A giugno 2018, il brand di attrezzature tecniche e sportive di montagna Patagonia ha presentato alla BERS, la Banca Europea per la Ricostruzione e lo Sviluppo, una petizione con oltre 120.000 firme. Mai una petizione tanto partecipata aveva raggiunto l’istituto. La campagna Save the Blue Heart of Europe chiede alla BERS, alla Banca Europea per gli Investimenti e all’International Finance Corporation della Banca Mondiale di fermare i prestiti internazionali per i progetti di dighe sui fiumi balcanici, che secondo Bankwatch ammontano a 727 milioni di Euro.
Gli oltre 34.000 km di fiumi nella regione (Figura 3) sono considerati un hotspot di biodiversità unico al mondo. Qui esistono 69 specie di pesci autoctoni, tra cui il salmone del Danubio, che non si trovano in altre parti del mondo, e oltre il 40% dei molluschi a rischio estinzione in Europa. Questa ricchezza è data dal fatto che il 30% dei corsi d’acqua nella regione è considerato incontaminato, mentre un ulteriore 50% è in buone condizioni. L’ultimo fiume libero in Europa si trova in Albania. Il fiume Vjosa scorre libero da interventi umani per oltre 270 chilometri, compresi tutti i suoi affluenti. Oggi, la proposta di 38 progetti idroelettrici potrebbe cambiare l’intero sistema fluviale del Vjosa.
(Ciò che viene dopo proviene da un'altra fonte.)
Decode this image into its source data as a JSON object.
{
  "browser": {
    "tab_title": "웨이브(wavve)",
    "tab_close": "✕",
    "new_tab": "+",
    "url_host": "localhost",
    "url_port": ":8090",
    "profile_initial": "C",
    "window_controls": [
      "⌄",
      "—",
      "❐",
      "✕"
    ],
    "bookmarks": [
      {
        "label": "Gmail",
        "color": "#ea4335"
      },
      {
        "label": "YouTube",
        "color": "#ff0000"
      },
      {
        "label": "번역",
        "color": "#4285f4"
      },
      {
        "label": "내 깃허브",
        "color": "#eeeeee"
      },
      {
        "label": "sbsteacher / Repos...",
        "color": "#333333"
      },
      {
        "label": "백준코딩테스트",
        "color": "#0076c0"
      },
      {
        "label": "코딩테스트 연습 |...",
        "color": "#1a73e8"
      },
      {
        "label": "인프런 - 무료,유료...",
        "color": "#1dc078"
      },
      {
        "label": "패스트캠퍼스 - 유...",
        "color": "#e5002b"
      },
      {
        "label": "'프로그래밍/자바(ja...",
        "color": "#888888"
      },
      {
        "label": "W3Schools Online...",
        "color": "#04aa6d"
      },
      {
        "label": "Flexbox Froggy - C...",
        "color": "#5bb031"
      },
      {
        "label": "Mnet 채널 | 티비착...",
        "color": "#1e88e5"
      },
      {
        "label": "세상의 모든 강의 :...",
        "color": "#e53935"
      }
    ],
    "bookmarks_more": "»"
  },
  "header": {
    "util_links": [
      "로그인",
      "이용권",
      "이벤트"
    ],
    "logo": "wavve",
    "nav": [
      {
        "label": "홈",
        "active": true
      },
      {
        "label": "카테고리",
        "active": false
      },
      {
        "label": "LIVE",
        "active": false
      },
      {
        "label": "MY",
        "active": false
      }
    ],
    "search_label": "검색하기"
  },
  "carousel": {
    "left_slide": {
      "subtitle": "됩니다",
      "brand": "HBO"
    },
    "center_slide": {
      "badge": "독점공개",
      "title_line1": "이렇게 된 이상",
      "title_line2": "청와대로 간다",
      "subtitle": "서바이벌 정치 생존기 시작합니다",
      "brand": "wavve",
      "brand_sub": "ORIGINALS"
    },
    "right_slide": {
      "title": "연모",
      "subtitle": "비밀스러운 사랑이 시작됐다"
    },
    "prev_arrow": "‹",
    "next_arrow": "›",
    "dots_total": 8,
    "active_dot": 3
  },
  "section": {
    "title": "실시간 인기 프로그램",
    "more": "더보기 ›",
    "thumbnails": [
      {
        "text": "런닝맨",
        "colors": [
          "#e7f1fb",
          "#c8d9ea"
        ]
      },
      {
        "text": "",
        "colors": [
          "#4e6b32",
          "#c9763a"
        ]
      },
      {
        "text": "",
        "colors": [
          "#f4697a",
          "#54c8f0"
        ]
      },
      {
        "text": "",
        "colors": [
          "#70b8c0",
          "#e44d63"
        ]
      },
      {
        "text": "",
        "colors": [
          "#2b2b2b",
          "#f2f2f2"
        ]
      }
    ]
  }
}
Se una mobilitazione per dei molluschi può far sorridere alcuni, le questioni ambientali, sociali, economiche e addirittura geopolitiche sono invece molto serie. Innanzitutto, il rischio ambientale si ripercuoterebbe sull’intero ecosistema. Tanto più che quasi 1.500 dighe sono state proposte o sono già in costruzione anche in aree protette: per la precisione, in 188 parchi nazionali. Paradossalmente, l’attuale boom idroelettrico nei Balcani deve la sua esistenza alla misure adottate dall’UE a difesa dell’ambiente, in un primo tempo favorevoli ai progetti basati su questa forma di energia in quanto alternativi alle energie fossili e meritevoli perciò di appetibili sussidi statali. Ma la questione della biodiversità investe l’intero modello di sviluppo basato sull’idroelettrico. È una forma di sviluppo sostenibile?
A lungo si è pensato che dighe di piccole dimensioni non avrebbero avuto impatti negativi sull’ambiente. Oggi vi è la consapevolezza che tutte le dighe inquinano. Tante piccole dighe e derivazioni possono infatti avere un impatto cumulativo perfino maggiore di quello provocato dalle grandi dighe. Infatti, derivazioni e bacini artificiali rischiano di prosciugare interi tratti di corsi d’acqua. La minor quantità d’acqua raccolta è maggiormente esposta a processi di evaporazione e surriscaldamento, provocando l’estinzione della popolazione ittica e della fauna selvatica. È stato calcolato che dal 1970 le dighe hanno contribuito a un calo medio della fauna selvatica d'acqua dolce pari all'81%. Inoltre, la riduzione dei flussi d’acqua intrappola il calore, che provoca la proliferazione di alghe tossiche, compromettendo così la qualità dell’acqua. Le dighe bloccano anche i sedimenti benefici, che così non possono diffondersi nell’ambiente circostante, colpendo anche la fertilità delle terre agricole. Dighe e centrali idroelettriche provocano emissioni di gas serra, che sono alla base del surriscaldamento del globo: le grandi dighe hanno un impatto del 4% sull’intera produzione globale di gas serra.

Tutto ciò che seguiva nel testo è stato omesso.